But with a closer knowledge of our fellow-creatures has come toleration, pity, sympathy. And as that sympathy has been freely obeyed, it has justified itself more and more. The more we have tried to help our fellow-men, the more easy we have found it to help them. The more we have trusted them, the more trustworthy we have found them. The more we have treated them as human beings, the more humanity we have found in them. And thus man, in proportion as he becomes manifest to man, is seen, in spite of all defects and sins, to be hallowed with a light from God who made him.
And if it has been thus, in the case of God and of humanity, has it not been equally so in the case of the physical world? Where are now all those unnatural superstitions—the monkish contempt for marriage and social life, the ghosts and devils; the astrology, the magic, and other dreams of which I will not speak here, which made this world, in the eyes of our forefathers, a doleful and dreadful puzzle; and which made man the sport of arbitrary powers, of cruel beings, who could torment and destroy us, but over whom we could have no righteous power in return? Where are all those dark dreams gone which maddened our forefathers into witch-hunting panics, and which on the Continent created a priestly science of witch-finding and witch-destroying, the literature whereof (and it is a large one) presents perhaps the most hideous instance known of human cruelty, cowardice, and cunning? Where, I ask, are those dreams now? So utterly vanished, that very few people in this church know what a great part they played in the thoughts of our forefathers; how ghosts, devils, witches, magic, and astrology, filled the minds, not only of the ignorant, but of the most learned, for centuries.
And now, behold, nature being made manifest, is light. Science has taught men to admire where they used to dread; to rule where they used to obey; to employ for harmless uses what they were once afraid to touch; and, where they once saw only fiends, to see the orderly and beneficent laws of the all-good and almighty God. Everywhere, as the work of nature is unfolded to our eyes, we see beauty, order, mutual use, the offspring of perfect Love as well as perfect Wisdom.
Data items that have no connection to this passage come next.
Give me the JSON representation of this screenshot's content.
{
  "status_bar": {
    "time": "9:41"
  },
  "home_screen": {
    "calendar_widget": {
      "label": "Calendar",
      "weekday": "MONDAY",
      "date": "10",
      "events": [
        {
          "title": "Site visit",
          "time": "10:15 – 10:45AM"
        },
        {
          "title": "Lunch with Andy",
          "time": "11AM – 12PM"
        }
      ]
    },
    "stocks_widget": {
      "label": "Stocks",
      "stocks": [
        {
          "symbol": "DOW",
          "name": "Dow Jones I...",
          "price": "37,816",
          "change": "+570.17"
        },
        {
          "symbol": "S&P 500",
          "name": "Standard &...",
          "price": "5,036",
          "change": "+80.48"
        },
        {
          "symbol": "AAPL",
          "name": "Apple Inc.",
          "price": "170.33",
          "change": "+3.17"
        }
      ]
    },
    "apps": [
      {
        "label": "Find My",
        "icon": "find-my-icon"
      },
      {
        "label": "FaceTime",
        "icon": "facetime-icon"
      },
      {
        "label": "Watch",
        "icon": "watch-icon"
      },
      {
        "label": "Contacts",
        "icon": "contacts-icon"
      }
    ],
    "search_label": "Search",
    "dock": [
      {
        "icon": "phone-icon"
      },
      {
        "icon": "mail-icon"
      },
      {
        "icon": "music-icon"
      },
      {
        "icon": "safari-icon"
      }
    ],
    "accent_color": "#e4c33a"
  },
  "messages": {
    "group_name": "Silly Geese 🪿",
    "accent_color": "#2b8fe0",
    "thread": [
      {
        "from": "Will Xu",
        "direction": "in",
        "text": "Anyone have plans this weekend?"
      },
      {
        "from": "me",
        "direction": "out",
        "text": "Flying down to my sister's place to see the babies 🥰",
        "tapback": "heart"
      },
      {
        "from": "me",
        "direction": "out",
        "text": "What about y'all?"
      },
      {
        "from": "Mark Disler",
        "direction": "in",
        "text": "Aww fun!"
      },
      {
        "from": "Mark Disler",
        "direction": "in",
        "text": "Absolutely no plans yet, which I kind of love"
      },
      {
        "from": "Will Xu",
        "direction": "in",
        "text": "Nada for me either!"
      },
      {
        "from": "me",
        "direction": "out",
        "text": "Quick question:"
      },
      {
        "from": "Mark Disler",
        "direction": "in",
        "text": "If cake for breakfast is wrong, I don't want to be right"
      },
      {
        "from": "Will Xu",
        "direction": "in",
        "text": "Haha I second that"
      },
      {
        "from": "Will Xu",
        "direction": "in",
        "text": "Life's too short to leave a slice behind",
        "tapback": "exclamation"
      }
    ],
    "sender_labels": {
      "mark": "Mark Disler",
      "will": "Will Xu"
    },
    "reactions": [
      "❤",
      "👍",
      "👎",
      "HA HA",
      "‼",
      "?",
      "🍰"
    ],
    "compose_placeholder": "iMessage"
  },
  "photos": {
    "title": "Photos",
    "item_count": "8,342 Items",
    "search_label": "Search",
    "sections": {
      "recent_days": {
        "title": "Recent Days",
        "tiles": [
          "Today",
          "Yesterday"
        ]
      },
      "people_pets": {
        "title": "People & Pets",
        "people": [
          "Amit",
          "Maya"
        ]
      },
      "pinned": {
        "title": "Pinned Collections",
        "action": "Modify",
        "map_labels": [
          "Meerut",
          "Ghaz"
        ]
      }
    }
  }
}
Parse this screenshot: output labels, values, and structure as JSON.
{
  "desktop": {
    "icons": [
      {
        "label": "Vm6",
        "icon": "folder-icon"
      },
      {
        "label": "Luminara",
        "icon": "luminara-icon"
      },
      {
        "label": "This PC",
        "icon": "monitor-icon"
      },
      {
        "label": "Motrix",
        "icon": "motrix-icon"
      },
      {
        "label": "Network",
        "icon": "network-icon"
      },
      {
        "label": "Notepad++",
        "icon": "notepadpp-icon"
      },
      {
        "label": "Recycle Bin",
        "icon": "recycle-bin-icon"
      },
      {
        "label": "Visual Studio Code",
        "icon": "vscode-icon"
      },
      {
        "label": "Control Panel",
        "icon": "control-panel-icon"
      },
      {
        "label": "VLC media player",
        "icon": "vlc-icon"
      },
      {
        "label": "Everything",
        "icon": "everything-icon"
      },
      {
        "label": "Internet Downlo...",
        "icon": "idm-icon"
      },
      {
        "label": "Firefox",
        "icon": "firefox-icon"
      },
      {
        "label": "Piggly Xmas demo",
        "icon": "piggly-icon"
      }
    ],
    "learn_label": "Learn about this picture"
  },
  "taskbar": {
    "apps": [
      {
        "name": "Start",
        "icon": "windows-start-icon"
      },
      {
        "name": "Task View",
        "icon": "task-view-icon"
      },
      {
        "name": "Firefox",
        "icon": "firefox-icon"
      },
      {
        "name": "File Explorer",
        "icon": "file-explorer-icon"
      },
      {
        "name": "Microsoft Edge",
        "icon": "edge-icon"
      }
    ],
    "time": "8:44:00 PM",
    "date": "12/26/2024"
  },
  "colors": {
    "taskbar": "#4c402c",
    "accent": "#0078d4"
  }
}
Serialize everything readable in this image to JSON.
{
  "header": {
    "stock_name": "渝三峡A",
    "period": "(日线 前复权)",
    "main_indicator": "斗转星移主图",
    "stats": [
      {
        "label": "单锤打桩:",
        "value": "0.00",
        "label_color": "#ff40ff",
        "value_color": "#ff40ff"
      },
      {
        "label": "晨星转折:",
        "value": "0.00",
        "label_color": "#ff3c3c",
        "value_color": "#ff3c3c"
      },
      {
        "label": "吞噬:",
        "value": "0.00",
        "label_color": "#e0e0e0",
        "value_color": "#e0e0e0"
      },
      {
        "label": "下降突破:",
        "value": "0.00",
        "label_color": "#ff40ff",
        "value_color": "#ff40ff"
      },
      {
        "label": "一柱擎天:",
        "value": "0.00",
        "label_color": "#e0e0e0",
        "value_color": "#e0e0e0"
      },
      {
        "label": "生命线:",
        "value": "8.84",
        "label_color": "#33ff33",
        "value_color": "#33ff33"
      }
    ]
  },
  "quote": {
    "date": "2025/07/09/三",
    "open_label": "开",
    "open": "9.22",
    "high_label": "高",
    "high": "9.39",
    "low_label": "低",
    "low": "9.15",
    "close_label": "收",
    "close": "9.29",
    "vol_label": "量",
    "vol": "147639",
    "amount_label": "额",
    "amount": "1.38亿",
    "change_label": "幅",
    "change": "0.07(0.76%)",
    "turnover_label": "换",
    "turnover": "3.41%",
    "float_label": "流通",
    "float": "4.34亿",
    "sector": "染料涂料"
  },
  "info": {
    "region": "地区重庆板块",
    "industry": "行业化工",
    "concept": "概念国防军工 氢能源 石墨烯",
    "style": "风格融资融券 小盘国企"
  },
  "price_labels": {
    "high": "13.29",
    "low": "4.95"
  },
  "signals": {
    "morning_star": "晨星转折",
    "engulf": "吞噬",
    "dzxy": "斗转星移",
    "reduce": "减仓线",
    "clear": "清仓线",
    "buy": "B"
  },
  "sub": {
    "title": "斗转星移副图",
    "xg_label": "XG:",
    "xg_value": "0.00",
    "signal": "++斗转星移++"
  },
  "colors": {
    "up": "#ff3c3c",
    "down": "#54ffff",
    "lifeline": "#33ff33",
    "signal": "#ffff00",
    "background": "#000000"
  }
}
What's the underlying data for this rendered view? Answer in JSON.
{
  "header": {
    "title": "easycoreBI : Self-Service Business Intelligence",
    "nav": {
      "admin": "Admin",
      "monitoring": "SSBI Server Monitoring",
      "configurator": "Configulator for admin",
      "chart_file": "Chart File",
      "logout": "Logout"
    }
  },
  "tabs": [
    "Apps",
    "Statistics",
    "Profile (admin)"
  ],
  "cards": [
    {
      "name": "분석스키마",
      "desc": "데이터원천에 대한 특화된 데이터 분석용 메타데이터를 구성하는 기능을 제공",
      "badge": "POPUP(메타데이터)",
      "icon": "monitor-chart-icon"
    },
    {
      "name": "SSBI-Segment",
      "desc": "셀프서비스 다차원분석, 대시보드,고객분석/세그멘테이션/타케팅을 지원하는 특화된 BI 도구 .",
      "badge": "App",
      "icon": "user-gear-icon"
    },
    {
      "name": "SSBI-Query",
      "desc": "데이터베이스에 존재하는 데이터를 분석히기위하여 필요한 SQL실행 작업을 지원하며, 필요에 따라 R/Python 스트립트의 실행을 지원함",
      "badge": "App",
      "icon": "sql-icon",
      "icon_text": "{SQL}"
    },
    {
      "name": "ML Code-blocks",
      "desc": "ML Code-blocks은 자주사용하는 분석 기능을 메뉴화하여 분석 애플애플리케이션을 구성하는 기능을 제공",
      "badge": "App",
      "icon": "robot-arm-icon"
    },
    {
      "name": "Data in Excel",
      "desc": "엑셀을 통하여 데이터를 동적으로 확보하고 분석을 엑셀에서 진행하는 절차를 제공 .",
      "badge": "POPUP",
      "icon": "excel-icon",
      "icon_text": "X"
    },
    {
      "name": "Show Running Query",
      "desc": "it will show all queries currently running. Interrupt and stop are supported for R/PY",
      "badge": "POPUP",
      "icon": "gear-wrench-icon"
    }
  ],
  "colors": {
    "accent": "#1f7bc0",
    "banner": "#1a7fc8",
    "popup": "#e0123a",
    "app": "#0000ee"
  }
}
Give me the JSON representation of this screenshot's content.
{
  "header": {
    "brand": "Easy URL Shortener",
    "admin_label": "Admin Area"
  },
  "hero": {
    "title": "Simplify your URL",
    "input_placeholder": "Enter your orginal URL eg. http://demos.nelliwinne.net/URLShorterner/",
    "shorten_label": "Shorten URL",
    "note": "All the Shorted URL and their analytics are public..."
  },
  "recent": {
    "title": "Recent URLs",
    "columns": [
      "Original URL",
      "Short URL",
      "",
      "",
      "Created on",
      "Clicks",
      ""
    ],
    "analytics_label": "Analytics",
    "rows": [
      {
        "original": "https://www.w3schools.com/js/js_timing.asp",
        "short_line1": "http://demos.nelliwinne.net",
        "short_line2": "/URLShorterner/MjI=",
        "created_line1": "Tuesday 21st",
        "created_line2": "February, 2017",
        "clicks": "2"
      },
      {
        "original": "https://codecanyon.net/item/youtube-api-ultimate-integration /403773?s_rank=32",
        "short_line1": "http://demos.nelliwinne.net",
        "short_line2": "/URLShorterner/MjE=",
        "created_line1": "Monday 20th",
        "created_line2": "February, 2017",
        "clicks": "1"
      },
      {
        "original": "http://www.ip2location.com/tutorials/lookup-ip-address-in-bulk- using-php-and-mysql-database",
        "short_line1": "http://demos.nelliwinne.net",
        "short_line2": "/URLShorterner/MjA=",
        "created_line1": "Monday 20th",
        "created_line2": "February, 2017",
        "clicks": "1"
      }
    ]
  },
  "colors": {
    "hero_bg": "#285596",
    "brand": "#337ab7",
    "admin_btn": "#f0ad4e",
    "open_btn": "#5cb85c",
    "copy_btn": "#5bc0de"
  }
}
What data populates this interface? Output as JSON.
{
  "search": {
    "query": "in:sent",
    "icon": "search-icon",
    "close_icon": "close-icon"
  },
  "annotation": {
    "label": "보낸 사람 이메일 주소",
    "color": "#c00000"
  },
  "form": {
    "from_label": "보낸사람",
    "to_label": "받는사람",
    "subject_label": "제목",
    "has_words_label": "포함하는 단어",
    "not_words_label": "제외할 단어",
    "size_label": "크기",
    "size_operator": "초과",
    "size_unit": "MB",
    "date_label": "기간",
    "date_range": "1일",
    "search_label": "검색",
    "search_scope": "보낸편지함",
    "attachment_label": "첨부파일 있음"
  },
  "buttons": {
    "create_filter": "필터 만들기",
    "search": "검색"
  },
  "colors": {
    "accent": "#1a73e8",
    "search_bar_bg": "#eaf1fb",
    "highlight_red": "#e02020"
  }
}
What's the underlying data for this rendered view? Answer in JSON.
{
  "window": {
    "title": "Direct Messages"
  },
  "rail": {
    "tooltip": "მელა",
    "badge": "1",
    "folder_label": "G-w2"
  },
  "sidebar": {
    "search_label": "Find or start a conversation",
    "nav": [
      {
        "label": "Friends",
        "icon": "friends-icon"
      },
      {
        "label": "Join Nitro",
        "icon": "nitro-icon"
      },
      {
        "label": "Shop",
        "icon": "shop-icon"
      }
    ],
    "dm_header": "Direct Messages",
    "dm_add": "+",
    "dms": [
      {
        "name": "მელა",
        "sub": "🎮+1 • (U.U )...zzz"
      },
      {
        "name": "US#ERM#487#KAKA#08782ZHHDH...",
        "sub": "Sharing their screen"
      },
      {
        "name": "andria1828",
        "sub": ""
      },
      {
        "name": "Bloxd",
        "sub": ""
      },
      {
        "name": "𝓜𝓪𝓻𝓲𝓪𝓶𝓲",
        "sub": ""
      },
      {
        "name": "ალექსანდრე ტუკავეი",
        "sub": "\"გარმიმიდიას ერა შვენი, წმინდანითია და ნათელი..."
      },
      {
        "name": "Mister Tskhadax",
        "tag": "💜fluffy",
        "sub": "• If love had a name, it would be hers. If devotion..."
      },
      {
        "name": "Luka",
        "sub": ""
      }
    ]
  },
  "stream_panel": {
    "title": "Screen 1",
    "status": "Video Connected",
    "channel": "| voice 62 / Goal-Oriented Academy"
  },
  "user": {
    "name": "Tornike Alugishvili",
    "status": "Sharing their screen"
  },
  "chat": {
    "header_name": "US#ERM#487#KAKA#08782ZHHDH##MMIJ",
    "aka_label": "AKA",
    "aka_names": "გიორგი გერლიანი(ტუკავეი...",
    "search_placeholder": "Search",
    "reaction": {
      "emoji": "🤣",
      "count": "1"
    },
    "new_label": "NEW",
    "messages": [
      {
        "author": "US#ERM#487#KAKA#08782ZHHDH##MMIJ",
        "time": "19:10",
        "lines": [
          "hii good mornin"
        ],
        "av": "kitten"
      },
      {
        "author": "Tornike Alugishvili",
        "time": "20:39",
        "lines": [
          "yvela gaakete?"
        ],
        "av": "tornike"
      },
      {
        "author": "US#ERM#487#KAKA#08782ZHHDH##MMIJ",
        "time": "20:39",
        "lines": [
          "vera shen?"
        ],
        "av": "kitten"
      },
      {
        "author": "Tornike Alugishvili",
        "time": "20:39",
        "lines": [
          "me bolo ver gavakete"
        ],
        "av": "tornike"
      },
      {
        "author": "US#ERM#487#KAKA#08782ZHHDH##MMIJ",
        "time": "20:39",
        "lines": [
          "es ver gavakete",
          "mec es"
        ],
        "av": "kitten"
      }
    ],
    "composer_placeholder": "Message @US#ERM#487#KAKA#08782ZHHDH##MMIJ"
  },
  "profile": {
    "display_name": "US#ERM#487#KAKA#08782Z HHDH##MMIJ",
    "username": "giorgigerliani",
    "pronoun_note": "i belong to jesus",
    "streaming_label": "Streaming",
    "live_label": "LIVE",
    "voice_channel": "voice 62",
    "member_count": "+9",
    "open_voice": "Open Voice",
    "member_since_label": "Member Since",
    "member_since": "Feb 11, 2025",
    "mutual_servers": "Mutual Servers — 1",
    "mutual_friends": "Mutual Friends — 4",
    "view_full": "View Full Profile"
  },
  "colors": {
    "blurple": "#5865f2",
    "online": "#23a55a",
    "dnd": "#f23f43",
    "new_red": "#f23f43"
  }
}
Everywhere we are finding means to employ the secret forces of nature for our own benefit, or to ward off physical evils which seemed to our forefathers as inevitable, supernatural; and even the pestilence, instead of being, as was once fancied, the capricious and miraculous infliction of some demon—the pestilence itself is found to be an orderly result of the same laws by which the sun shines and the herb grows; a product of nature; and therefore subject to man, to be prevented and extirpated by him, if he will.